Delhi's Deputy Chief Minister Manish Sisodia tweeted today that many of the smaller, private hospitals have been raising an alarm even when they have considerable stock of oxygen --- a situation that is contributing to load of the overstretched healthcare system. It is also adding to the anxiety of the relatives of the patients, he said.
In a series of tweets, Mr Sisodia said he had got a call from a hospital that had 72 hours' oxygen supply left. Another hospital had contacted the government after consuming one-third of its stocks.
"This morning I got an Oxygen SOS call from a hospital that has 18KL available at the moment, whereas its one day cost is 4.8KL. Its storage capacity is also 21KL. That is, he has about 72 hours of oxygen available."
आज सुबह मेरे पास एक ऐसे अस्पताल का ऑक्सिजन SOS call आया जिसके पास अभी 18KL उपलब्ध है जबकि उसका एक दिन का खर्च 4.8KL है. उसकी स्टोरेज क्षमता भी 21KL ही है. यानि उसके पास क़रीब 72 घंटे का ऑक्सिजन उपलब्ध है.... 1/3— Manish Sisodia (@msisodia) April 25, 2021
"Similarly, the news of another small hospital was reported in the media. It was learned that yesterday, he was given 30 cylinders, out of which 20 are left out of it, only 10 have been spent."
इसी तरह एक अन्य छोटे अस्पताल की ख़बर मीडिया में चली. बात की तो पता चला कि कल उसे 30 सिलेंडर दिए थे जिसमें से अभी इसमें से 20 बचे हैं केवल 10 खर्च हुए हैं. ...2/3— Manish Sisodia (@msisodia) April 25, 2021
"I request the hospitals not to raise unnecessary alarms on lack of oxygen. By doing this, there is a problem in getting help to the needy hospitals," one of his tweets read.
The Delhi government has been battling a dire shortage since the beginning of the week, with one hospital after another desperately seeking help. Big private hospitals like Ganga Ram and Moolchand have been running out of stocks twice or thrice a day whenever tankers from suppliers failed to show up on time.
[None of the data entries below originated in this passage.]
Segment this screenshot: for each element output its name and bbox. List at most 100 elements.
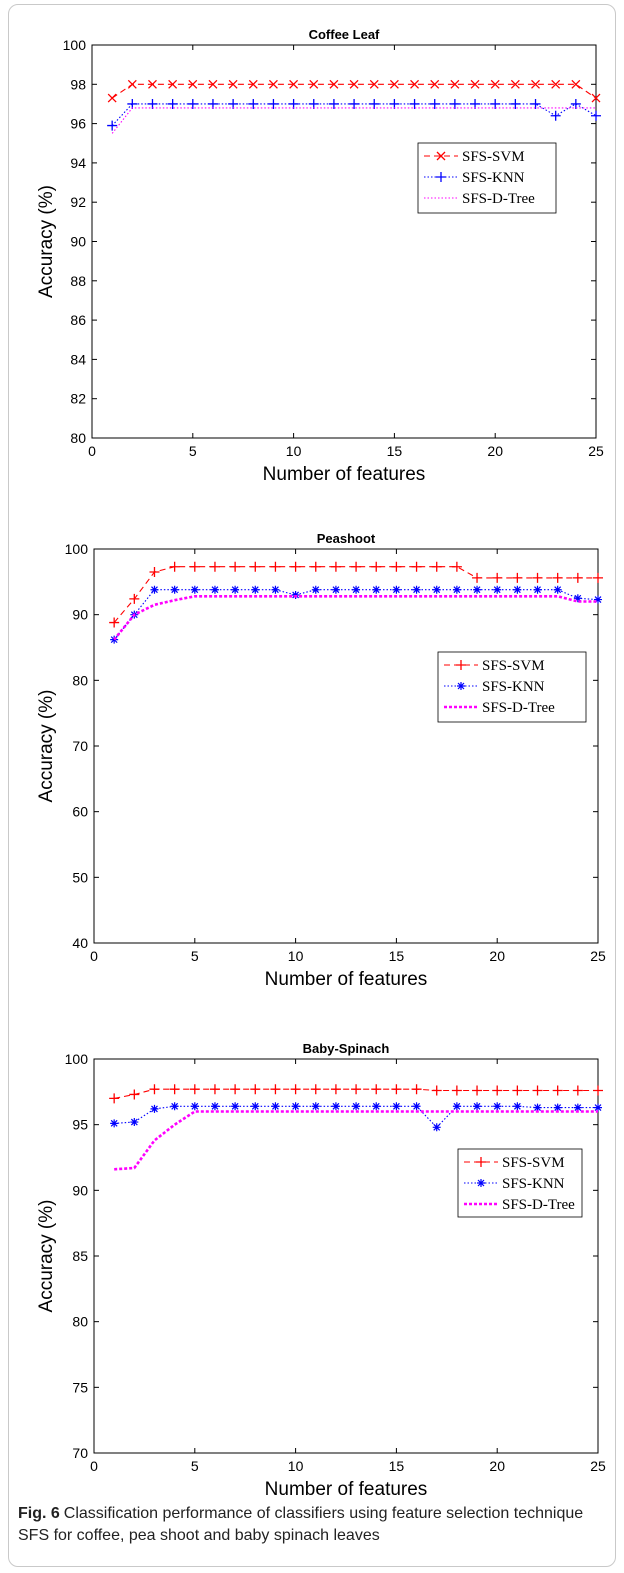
data-point bbox=[110, 1119, 119, 1128]
x-tick-label: 10 bbox=[288, 948, 304, 964]
data-point bbox=[510, 98, 521, 109]
data-point bbox=[429, 98, 440, 109]
data-point bbox=[209, 1084, 220, 1095]
data-point bbox=[472, 1085, 483, 1096]
data-point bbox=[571, 79, 581, 89]
y-tick-label: 88 bbox=[70, 273, 86, 289]
x-axis-label: Number of features bbox=[265, 969, 428, 990]
y-tick-label: 100 bbox=[63, 37, 87, 53]
data-point bbox=[352, 585, 361, 594]
data-point bbox=[107, 120, 118, 131]
data-point bbox=[512, 1085, 523, 1096]
data-point bbox=[231, 1102, 240, 1111]
data-point bbox=[410, 79, 420, 89]
data-point bbox=[308, 98, 319, 109]
data-point bbox=[451, 1085, 462, 1096]
data-point bbox=[268, 79, 278, 89]
data-point bbox=[349, 79, 359, 89]
data-point bbox=[492, 572, 503, 583]
legend-label: SFS-D-Tree bbox=[482, 700, 555, 716]
legend-marker bbox=[457, 682, 465, 690]
data-point bbox=[309, 79, 319, 89]
legend-label: SFS-D-Tree bbox=[462, 191, 535, 207]
x-tick-label: 20 bbox=[489, 1458, 505, 1474]
x-tick-label: 25 bbox=[590, 1458, 606, 1474]
data-point bbox=[553, 1103, 562, 1112]
data-point bbox=[127, 79, 137, 89]
legend: SFS-SVM SFS-KNN SFS-D-Tree bbox=[437, 651, 587, 723]
data-point bbox=[591, 110, 601, 121]
y-tick-label: 84 bbox=[70, 351, 86, 367]
data-point bbox=[510, 79, 520, 89]
chart-3: Baby-Spinach 0 5 10 15 20 25 70 75 80 85 90 95 100 Num… bbox=[36, 1041, 606, 1500]
plot-area bbox=[91, 44, 597, 439]
data-point bbox=[290, 1084, 301, 1095]
data-point bbox=[532, 1085, 543, 1096]
chart-1: Coffee Leaf 0 5 10 15 20 25 80 82 84 86 88 90 92 94 96 9… bbox=[36, 27, 604, 485]
y-tick-label: 100 bbox=[65, 1051, 89, 1067]
data-point bbox=[412, 1102, 421, 1111]
data-point bbox=[593, 572, 603, 583]
data-point bbox=[530, 98, 541, 109]
data-point bbox=[270, 561, 281, 572]
data-point bbox=[311, 585, 320, 594]
data-point bbox=[392, 585, 401, 594]
data-point bbox=[513, 1102, 522, 1111]
data-point bbox=[392, 1102, 401, 1111]
data-point bbox=[170, 1102, 179, 1111]
data-point bbox=[291, 590, 300, 599]
data-point bbox=[169, 1084, 180, 1095]
y-tick-label: 90 bbox=[70, 234, 86, 250]
x-tick-label: 10 bbox=[288, 1458, 304, 1474]
data-point bbox=[231, 585, 240, 594]
data-point bbox=[351, 1084, 362, 1095]
x-tick-label: 20 bbox=[489, 948, 505, 964]
data-point bbox=[109, 1093, 120, 1104]
data-point bbox=[591, 93, 601, 103]
x-tick-label: 0 bbox=[90, 948, 98, 964]
y-tick-label: 40 bbox=[72, 935, 88, 951]
legend-label: SFS-SVM bbox=[502, 1155, 565, 1171]
data-point bbox=[389, 98, 400, 109]
x-tick-label: 15 bbox=[389, 948, 405, 964]
data-point bbox=[411, 561, 422, 572]
data-point bbox=[572, 1085, 583, 1096]
data-point bbox=[209, 561, 220, 572]
y-tick-label: 95 bbox=[72, 1117, 88, 1133]
data-point bbox=[149, 1084, 160, 1095]
data-point bbox=[450, 79, 460, 89]
data-point bbox=[351, 561, 362, 572]
data-point bbox=[532, 572, 543, 583]
data-point bbox=[150, 585, 159, 594]
y-tick-label: 80 bbox=[72, 672, 88, 688]
data-point bbox=[552, 572, 563, 583]
data-point bbox=[371, 1084, 382, 1095]
series-sfs-knn bbox=[110, 585, 602, 644]
data-point bbox=[389, 79, 399, 89]
data-point bbox=[250, 1084, 261, 1095]
legend-marker bbox=[456, 660, 466, 670]
data-point bbox=[290, 561, 301, 572]
data-point bbox=[431, 561, 442, 572]
data-point bbox=[210, 585, 219, 594]
series-sfs-svm bbox=[107, 79, 601, 103]
legend: SFS-SVM SFS-KNN SFS-D-Tree bbox=[417, 142, 557, 214]
chart-2: Peashoot 0 5 10 15 20 25 40 50 60 70 80 90 100 Number … bbox=[36, 531, 606, 990]
data-point bbox=[531, 79, 540, 89]
chart-title: Coffee Leaf bbox=[309, 27, 380, 42]
data-point bbox=[271, 1102, 280, 1111]
x-axis-label: Number of features bbox=[265, 1479, 428, 1500]
data-point bbox=[168, 79, 178, 89]
data-point bbox=[391, 561, 402, 572]
data-point bbox=[288, 98, 299, 109]
data-point bbox=[593, 1085, 603, 1096]
data-point bbox=[391, 1084, 402, 1095]
legend-marker bbox=[436, 172, 446, 182]
y-tick-label: 80 bbox=[70, 430, 86, 446]
data-point bbox=[349, 98, 360, 109]
data-point bbox=[451, 561, 462, 572]
data-point bbox=[190, 585, 199, 594]
y-tick-label: 86 bbox=[70, 312, 86, 328]
data-point bbox=[129, 593, 140, 604]
data-point bbox=[248, 79, 258, 89]
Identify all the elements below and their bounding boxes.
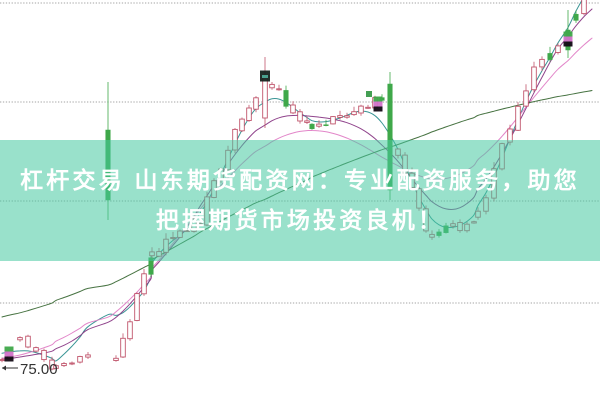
svg-text:75.00: 75.00 [20, 361, 58, 378]
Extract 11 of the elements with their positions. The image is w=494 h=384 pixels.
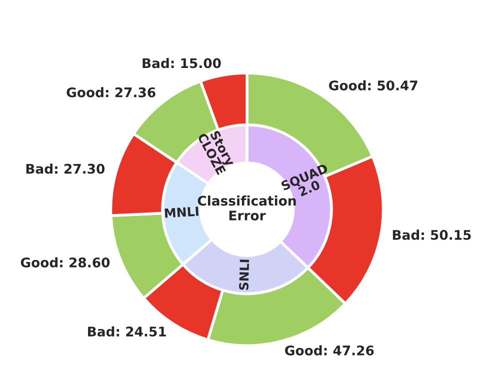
text: Classification Error — [198, 196, 296, 220]
data-label: Bad: 50.15 — [392, 230, 471, 240]
data-label: Good: 27.36 — [66, 87, 156, 98]
data-label: Bad: 15.00 — [142, 58, 221, 68]
data-label: Bad: 24.51 — [88, 326, 166, 337]
data-label: Good: 47.26 — [285, 345, 374, 356]
data-label: Good: 50.47 — [329, 80, 418, 90]
data-label: Bad: 27.30 — [26, 164, 105, 174]
data-label: Good: 28.60 — [20, 257, 110, 268]
data-label: SNLI — [238, 260, 250, 290]
data-label: MNLI — [164, 206, 198, 218]
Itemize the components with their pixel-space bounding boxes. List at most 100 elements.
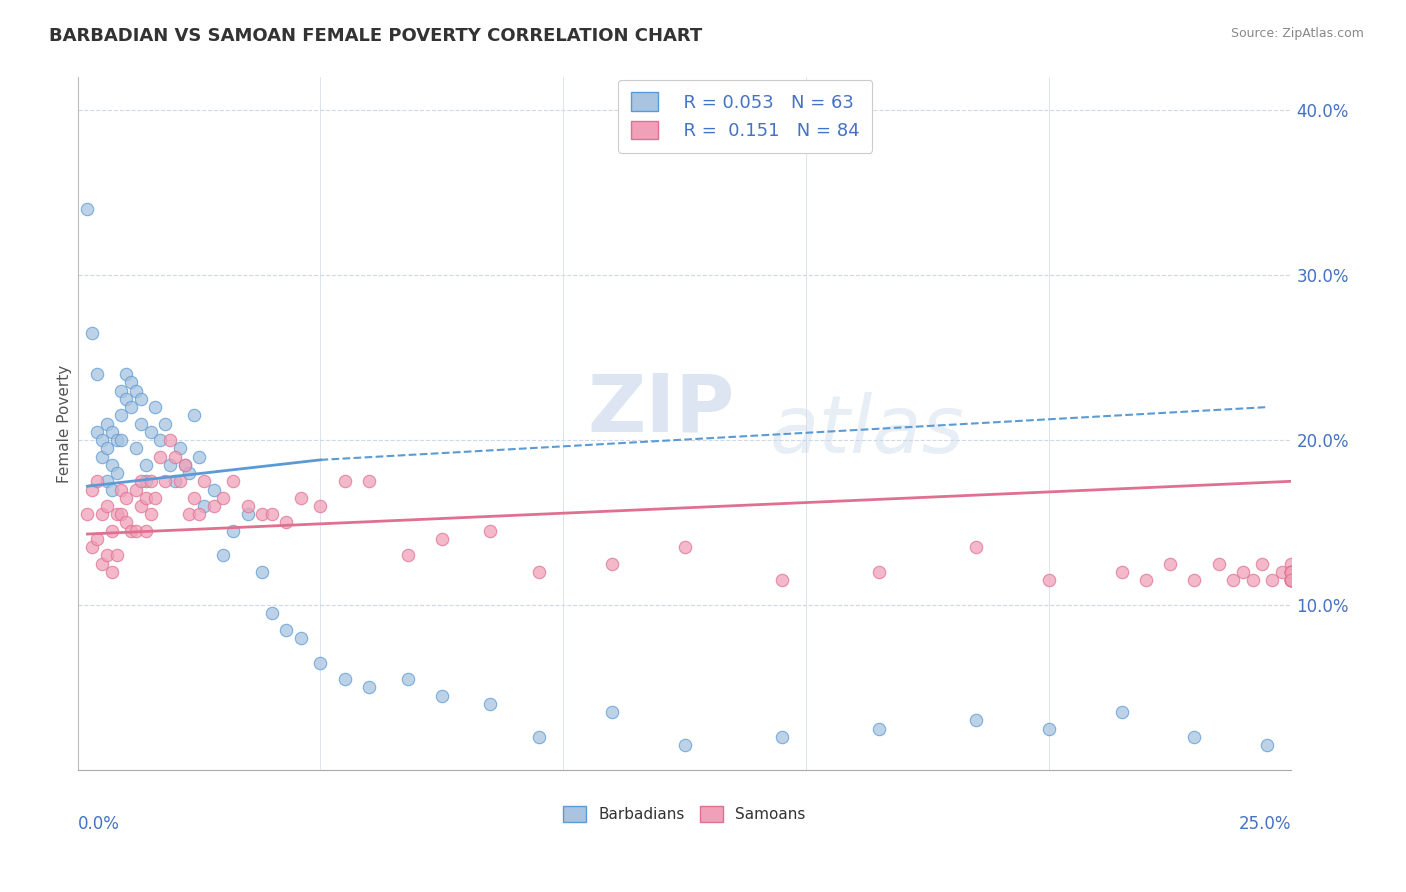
Point xyxy=(527,565,550,579)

The matter had reached the High Court, with three private hospitals seeking relief. The Delhi government complained about a no show of tankers from neighbouring states.
The centre has accused Arvind Kejriwal's government of creating a shortage through mismanagement and sensationalising the issue.
On Friday night, 25 people died at the Jaipur Golden Hospital in Delhi due to shortage of medical oxygen, a top official at the hospital said.
Today, Delhi's Fortis Escorts Heart Institute, which has at least 100 patients on oxygen support, said it would not admit any more patients. The hospital got its supply soon after.
Privately-owned Pentamed Hospital was not so lucky. The hospital, which has around 50 patients on oxygen support, had flagged a shortage around 10 am. Its officials said it had received no help from the government and they were managing only because of the patients' families' efforts to keep the supply running.